Yes. A dish or a valve relief adds space above the piston, so it adds clearance volume and is entered as a positive cc figure. A dome sticks up into the chamber and takes space away, so it reduces clearance volume and is entered as a negative cc figure. Getting that sign backwards is the most common error in a compression calculation: a domed piston raises compression, a dished piston lowers it. The calculator labels the box dome negative, dish positive so you can match the sign to the part in front of you.
Which gasket thickness and bore do I use, and how does deck clearance work?
Use the compressed (installed) gasket thickness, not the thicker as-supplied value, because once the head is torqued down that thin gap is what is left. The head-gasket volume uses the gasket's own bore, not the cylinder bore or the chamber, since the gasket opening is what defines that disc of space: HGV = (π ÷ 4) × gasket_bore² × compressed_thickness. Deck clearance is the gap between the piston crown and the block deck at top dead centre; in this tool a piston that sits below the deck is a positive deck clearance, which adds clearance volume and lowers the ratio, while a piston poking above the deck is negative and raises it.
What is the difference between static and dynamic compression ratio?
Static compression ratio assumes compression begins the instant the piston leaves the bottom, but in a running engine the intake valve stays open well past bottom dead centre, so part of the charge is pushed back out before the cylinder actually starts to compress.

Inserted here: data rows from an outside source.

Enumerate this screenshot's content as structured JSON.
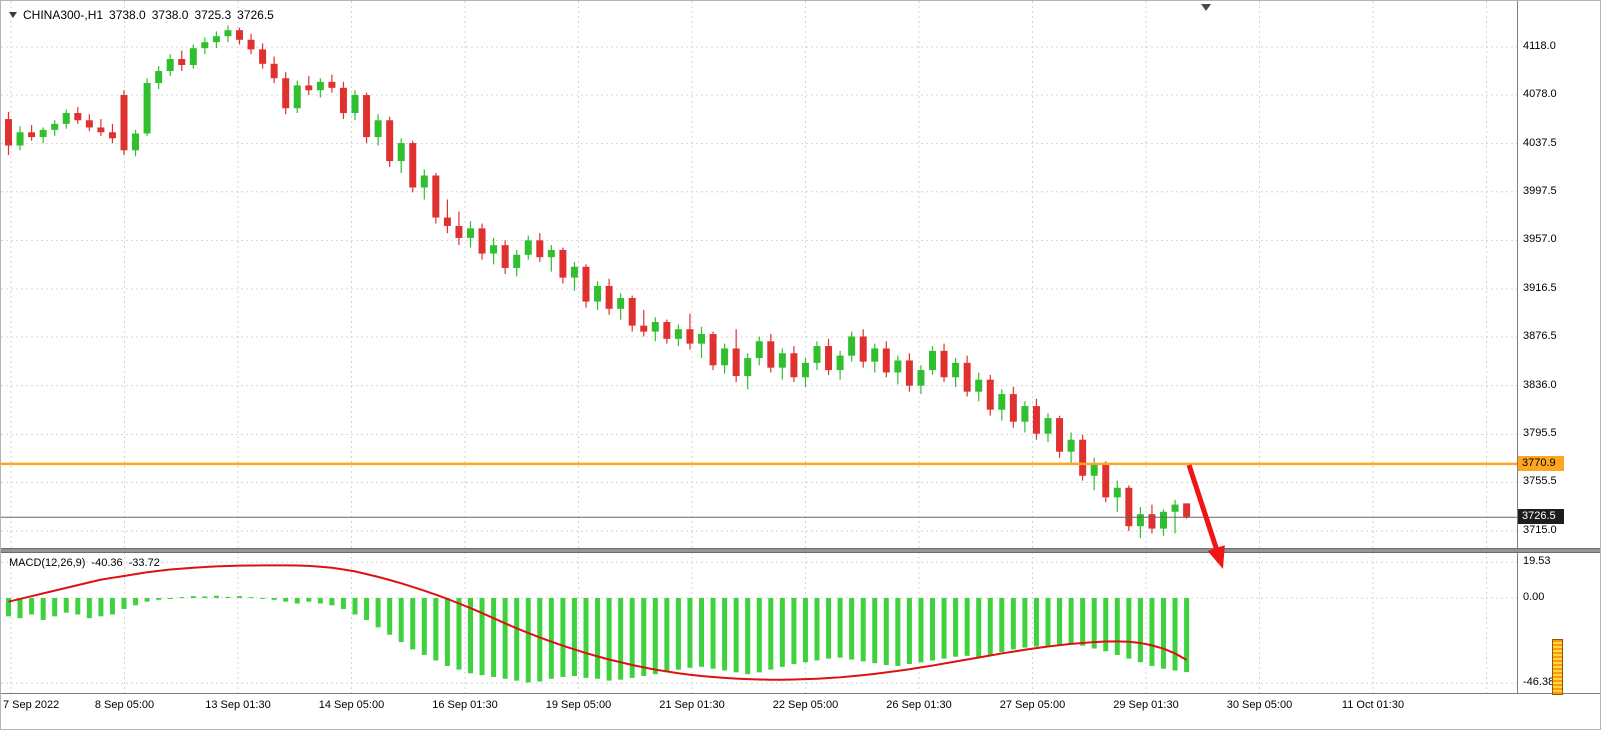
{
  "symbol_bar": {
    "symbol_period": "CHINA300-,H1",
    "open": "3738.0",
    "high": "3738.0",
    "low": "3725.3",
    "close": "3726.5"
  },
  "chart_data": {
    "type": "candlestick",
    "title": "CHINA300-,H1",
    "timeframe": "H1",
    "price_axis": {
      "ticks": [
        "4118.0",
        "4078.0",
        "4037.5",
        "3997.5",
        "3957.0",
        "3916.5",
        "3876.5",
        "3836.0",
        "3795.5",
        "3755.5",
        "3715.0"
      ]
    },
    "time_ticks": [
      "7 Sep 2022",
      "8 Sep 05:00",
      "13 Sep 01:30",
      "14 Sep 05:00",
      "16 Sep 01:30",
      "19 Sep 05:00",
      "21 Sep 01:30",
      "22 Sep 05:00",
      "26 Sep 01:30",
      "27 Sep 05:00",
      "29 Sep 01:30",
      "30 Sep 05:00",
      "11 Oct 01:30"
    ],
    "hline": {
      "price": 3770.9,
      "label": "3770.9"
    },
    "current_price": {
      "value": 3726.5,
      "label": "3726.5"
    },
    "candles": [
      [
        4058,
        4064,
        4028,
        4036
      ],
      [
        4036,
        4052,
        4032,
        4047
      ],
      [
        4047,
        4053,
        4040,
        4043
      ],
      [
        4043,
        4051,
        4038,
        4049
      ],
      [
        4049,
        4057,
        4044,
        4054
      ],
      [
        4054,
        4066,
        4050,
        4063
      ],
      [
        4063,
        4068,
        4054,
        4057
      ],
      [
        4057,
        4062,
        4048,
        4051
      ],
      [
        4051,
        4058,
        4044,
        4047
      ],
      [
        4047,
        4054,
        4038,
        4042
      ],
      [
        4078,
        4082,
        4028,
        4032
      ],
      [
        4032,
        4049,
        4027,
        4046
      ],
      [
        4046,
        4092,
        4044,
        4088
      ],
      [
        4088,
        4102,
        4083,
        4098
      ],
      [
        4098,
        4112,
        4094,
        4108
      ],
      [
        4108,
        4115,
        4098,
        4103
      ],
      [
        4103,
        4120,
        4100,
        4117
      ],
      [
        4117,
        4126,
        4112,
        4122
      ],
      [
        4122,
        4131,
        4117,
        4127
      ],
      [
        4127,
        4136,
        4122,
        4132
      ],
      [
        4132,
        4134,
        4120,
        4124
      ],
      [
        4124,
        4129,
        4112,
        4116
      ],
      [
        4116,
        4121,
        4100,
        4104
      ],
      [
        4104,
        4110,
        4088,
        4092
      ],
      [
        4092,
        4097,
        4062,
        4067
      ],
      [
        4067,
        4090,
        4063,
        4086
      ],
      [
        4086,
        4094,
        4078,
        4082
      ],
      [
        4082,
        4092,
        4076,
        4089
      ],
      [
        4089,
        4095,
        4080,
        4084
      ],
      [
        4084,
        4089,
        4058,
        4063
      ],
      [
        4063,
        4082,
        4057,
        4078
      ],
      [
        4078,
        4080,
        4038,
        4043
      ],
      [
        4043,
        4062,
        4036,
        4057
      ],
      [
        4057,
        4060,
        4018,
        4023
      ],
      [
        4023,
        4042,
        4013,
        4038
      ],
      [
        4038,
        4040,
        3997,
        4001
      ],
      [
        4001,
        4016,
        3991,
        4011
      ],
      [
        4011,
        4013,
        3971,
        3976
      ],
      [
        3976,
        3991,
        3963,
        3969
      ],
      [
        3969,
        3981,
        3953,
        3959
      ],
      [
        3959,
        3973,
        3951,
        3967
      ],
      [
        3967,
        3971,
        3941,
        3946
      ],
      [
        3946,
        3959,
        3937,
        3953
      ],
      [
        3953,
        3957,
        3929,
        3934
      ],
      [
        3934,
        3949,
        3927,
        3945
      ],
      [
        3945,
        3961,
        3941,
        3957
      ],
      [
        3957,
        3963,
        3939,
        3943
      ],
      [
        3943,
        3953,
        3931,
        3949
      ],
      [
        3949,
        3951,
        3921,
        3926
      ],
      [
        3926,
        3939,
        3915,
        3935
      ],
      [
        3935,
        3937,
        3901,
        3906
      ],
      [
        3906,
        3923,
        3899,
        3919
      ],
      [
        3919,
        3925,
        3895,
        3900
      ],
      [
        3900,
        3913,
        3891,
        3909
      ],
      [
        3909,
        3911,
        3881,
        3886
      ],
      [
        3886,
        3899,
        3877,
        3881
      ],
      [
        3881,
        3893,
        3873,
        3889
      ],
      [
        3889,
        3891,
        3871,
        3875
      ],
      [
        3875,
        3887,
        3869,
        3883
      ],
      [
        3883,
        3896,
        3866,
        3871
      ],
      [
        3871,
        3885,
        3859,
        3879
      ],
      [
        3879,
        3881,
        3849,
        3853
      ],
      [
        3853,
        3871,
        3846,
        3867
      ],
      [
        3867,
        3883,
        3839,
        3844
      ],
      [
        3844,
        3863,
        3833,
        3859
      ],
      [
        3859,
        3877,
        3853,
        3873
      ],
      [
        3873,
        3879,
        3847,
        3851
      ],
      [
        3851,
        3867,
        3841,
        3863
      ],
      [
        3863,
        3869,
        3839,
        3843
      ],
      [
        3843,
        3859,
        3835,
        3855
      ],
      [
        3855,
        3873,
        3849,
        3869
      ],
      [
        3869,
        3875,
        3845,
        3849
      ],
      [
        3849,
        3865,
        3841,
        3861
      ],
      [
        3861,
        3881,
        3856,
        3877
      ],
      [
        3877,
        3883,
        3851,
        3856
      ],
      [
        3856,
        3871,
        3847,
        3867
      ],
      [
        3867,
        3873,
        3843,
        3847
      ],
      [
        3847,
        3861,
        3837,
        3857
      ],
      [
        3857,
        3863,
        3831,
        3836
      ],
      [
        3836,
        3853,
        3829,
        3849
      ],
      [
        3849,
        3869,
        3845,
        3865
      ],
      [
        3865,
        3871,
        3839,
        3843
      ],
      [
        3843,
        3859,
        3835,
        3855
      ],
      [
        3855,
        3861,
        3827,
        3831
      ],
      [
        3831,
        3847,
        3823,
        3841
      ],
      [
        3841,
        3845,
        3811,
        3816
      ],
      [
        3816,
        3833,
        3807,
        3829
      ],
      [
        3829,
        3835,
        3801,
        3806
      ],
      [
        3806,
        3823,
        3797,
        3819
      ],
      [
        3819,
        3825,
        3791,
        3796
      ],
      [
        3796,
        3813,
        3789,
        3809
      ],
      [
        3809,
        3811,
        3776,
        3781
      ],
      [
        3781,
        3797,
        3771,
        3791
      ],
      [
        3791,
        3795,
        3757,
        3761
      ],
      [
        3761,
        3776,
        3749,
        3771
      ],
      [
        3771,
        3773,
        3739,
        3743
      ],
      [
        3743,
        3757,
        3731,
        3751
      ],
      [
        3751,
        3753,
        3715,
        3719
      ],
      [
        3719,
        3735,
        3709,
        3729
      ],
      [
        3729,
        3737,
        3713,
        3717
      ],
      [
        3717,
        3733,
        3711,
        3731
      ],
      [
        3731,
        3741,
        3713,
        3737
      ],
      [
        3738,
        3738,
        3725.3,
        3726.5
      ]
    ],
    "macd": {
      "name": "MACD(12,26,9)",
      "value_macd": "-40.36",
      "value_signal": "-33.72",
      "ticks": [
        "19.53",
        "0.00",
        "-46.38"
      ],
      "histogram": [
        -10,
        -11,
        -9,
        -12,
        -10,
        -8,
        -9,
        -11,
        -10,
        -9,
        -6,
        -4,
        -2,
        -1,
        -0.5,
        0.5,
        1,
        0.8,
        1.2,
        0.6,
        1,
        0.5,
        -0.5,
        -1,
        -2,
        -3,
        -2,
        -3,
        -4,
        -6,
        -9,
        -12,
        -16,
        -20,
        -24,
        -28,
        -31,
        -34,
        -37,
        -39,
        -41,
        -42,
        -43,
        -44,
        -45,
        -46,
        -45.5,
        -44,
        -43,
        -42.5,
        -43.5,
        -44,
        -45,
        -44.5,
        -43.5,
        -42.5,
        -41.5,
        -40.5,
        -39,
        -38,
        -37.5,
        -38.5,
        -39.5,
        -40.5,
        -41.5,
        -40.5,
        -39,
        -37.5,
        -36,
        -35,
        -34,
        -33,
        -32.5,
        -33.5,
        -34.5,
        -35.5,
        -36.5,
        -37,
        -36,
        -35,
        -34,
        -33,
        -32,
        -31.5,
        -32.5,
        -31,
        -29.5,
        -28,
        -27,
        -26.5,
        -26,
        -25.5,
        -25,
        -26,
        -27.5,
        -29,
        -31,
        -33,
        -35,
        -37,
        -38.5,
        -39.5,
        -40.36
      ],
      "signal": [
        -2,
        -0.5,
        1,
        2.5,
        4,
        5.5,
        7,
        8.5,
        10,
        11,
        12,
        13,
        14,
        14.8,
        15.5,
        16,
        16.5,
        16.9,
        17.2,
        17.4,
        17.6,
        17.7,
        17.8,
        17.8,
        17.8,
        17.7,
        17.5,
        17,
        16.5,
        15.5,
        14.5,
        13,
        11.5,
        9.8,
        8,
        6,
        4,
        1.8,
        -0.5,
        -3,
        -5.5,
        -8.2,
        -11,
        -13.8,
        -16.5,
        -19,
        -21.5,
        -23.8,
        -26,
        -28,
        -30,
        -31.8,
        -33.5,
        -35,
        -36.5,
        -37.8,
        -39,
        -40,
        -41,
        -41.8,
        -42.5,
        -43,
        -43.5,
        -43.9,
        -44.2,
        -44.4,
        -44.5,
        -44.5,
        -44.4,
        -44.2,
        -44,
        -43.6,
        -43.2,
        -42.6,
        -42,
        -41.3,
        -40.5,
        -39.7,
        -38.8,
        -37.8,
        -36.8,
        -35.7,
        -34.6,
        -33.5,
        -32.4,
        -31.3,
        -30.2,
        -29.2,
        -28.2,
        -27.3,
        -26.4,
        -25.7,
        -25,
        -24.5,
        -24,
        -23.7,
        -23.6,
        -23.8,
        -24.5,
        -25.8,
        -27.6,
        -30.2,
        -33.72
      ]
    }
  },
  "colors": {
    "up": "#2fbf2f",
    "down": "#e03131",
    "macd_bar": "#3fd23f",
    "signal": "#dd1111",
    "hline": "#ffa520",
    "current_price_line": "#666666",
    "grid": "#d4d4d4",
    "arrow": "#f01414",
    "axis_text": "#000000"
  }
}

Dynamic compression ratio accounts for that by starting the effective stroke at the point the intake valve closes. It is always lower than the static figure, and a longer-duration camshaft lowers it further. Because the intake-valve-closing angle quoted at 0.050 inch of lift is later than the advertised figure, the two give different dynamic numbers, so use the same basis your cam card uses and treat the result as a guide.
How does the dynamic compression calculation work?

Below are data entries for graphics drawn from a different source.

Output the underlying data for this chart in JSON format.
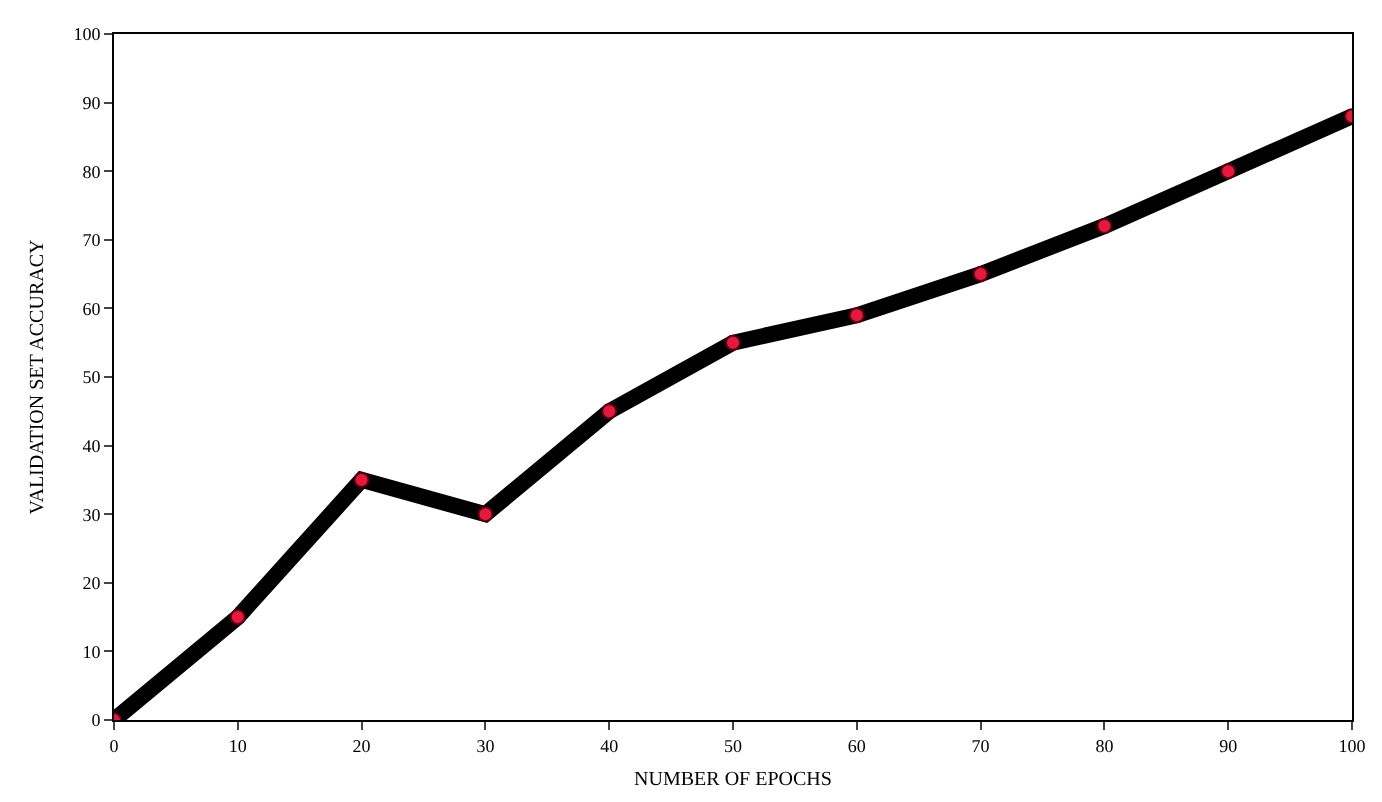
{
  "chart_data": {
    "type": "line",
    "xlabel": "NUMBER OF EPOCHS",
    "ylabel": "VALIDATION SET ACCURACY",
    "x": [
      0,
      10,
      20,
      30,
      40,
      50,
      60,
      70,
      80,
      90,
      100
    ],
    "series": [
      {
        "color": "#000000",
        "colors": [
          "#e8173c",
          "#e8173c",
          "#e8173c",
          "#e8173c",
          "#e8173c",
          "#e8173c",
          "#e8173c",
          "#e8173c",
          "#e8173c",
          "#e8173c",
          "#e8173c"
        ],
        "values": [
          0,
          15,
          35,
          30,
          45,
          55,
          59,
          65,
          72,
          80,
          88
        ]
      }
    ],
    "xlim": [
      0,
      100
    ],
    "xticks": [
      0,
      10,
      20,
      30,
      40,
      50,
      60,
      70,
      80,
      90,
      100
    ],
    "ylim": [
      0,
      100
    ],
    "yticks": [
      0,
      10,
      20,
      30,
      40,
      50,
      60,
      70,
      80,
      90,
      100
    ],
    "marker": "circle",
    "line_style": "solid"
  }
}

It uses the crank-slider geometry to find how far the piston has come down the bore at the moment the intake valve closes, then treats only the volume above that point as the effective swept volume. With crank radius r = stroke ÷ 2 and rod length l, the piston's distance below top dead centre at crank angle θ is x = (r + l) − [ r·cosθ + √(l² − r²·sin²θ) ]. With the intake valve closing a given number of degrees after bottom dead centre, θ is measured from top dead centre as 180° minus that angle, and the dynamic ratio is (clearance + the swept volume above that piston position) ÷ clearance. A shorter rod, a wider bore or a later valve closing all change the figure.
How do I find the combustion chamber volume?
The combustion chamber volume is normally measured by filling the assembled chamber with a measured liquid using a graduated burette and a clear plate, and reading off the cubic centimetres it takes. The helper in this tool simply accepts that measured fill in cc as the chamber volume, since that burette reading is the chamber volume; there is no reliable way to compute it from outside dimensions because casting shapes vary. If you only have a published chamber figure you can enter it directly, but a measured cc on your actual heads, especially after any milling, gives the trustworthy compression number.
Why don't you list compression ratios for specific engines?
Because a published compression figure belongs to one specific factory combination and stops being true the moment the heads are milled, the pistons are swapped, the deck is decked or a different gasket goes on — all the everyday changes that this calculation exists to track. So the tool ships no engine database and no proprietary tables; it computes the ratio from the chamber cc, gasket, deck and piston volumes you measure on your own build, using public clearance-volume geometry. Measure your own chamber and clearances and the answer reflects your engine rather than a generic chart.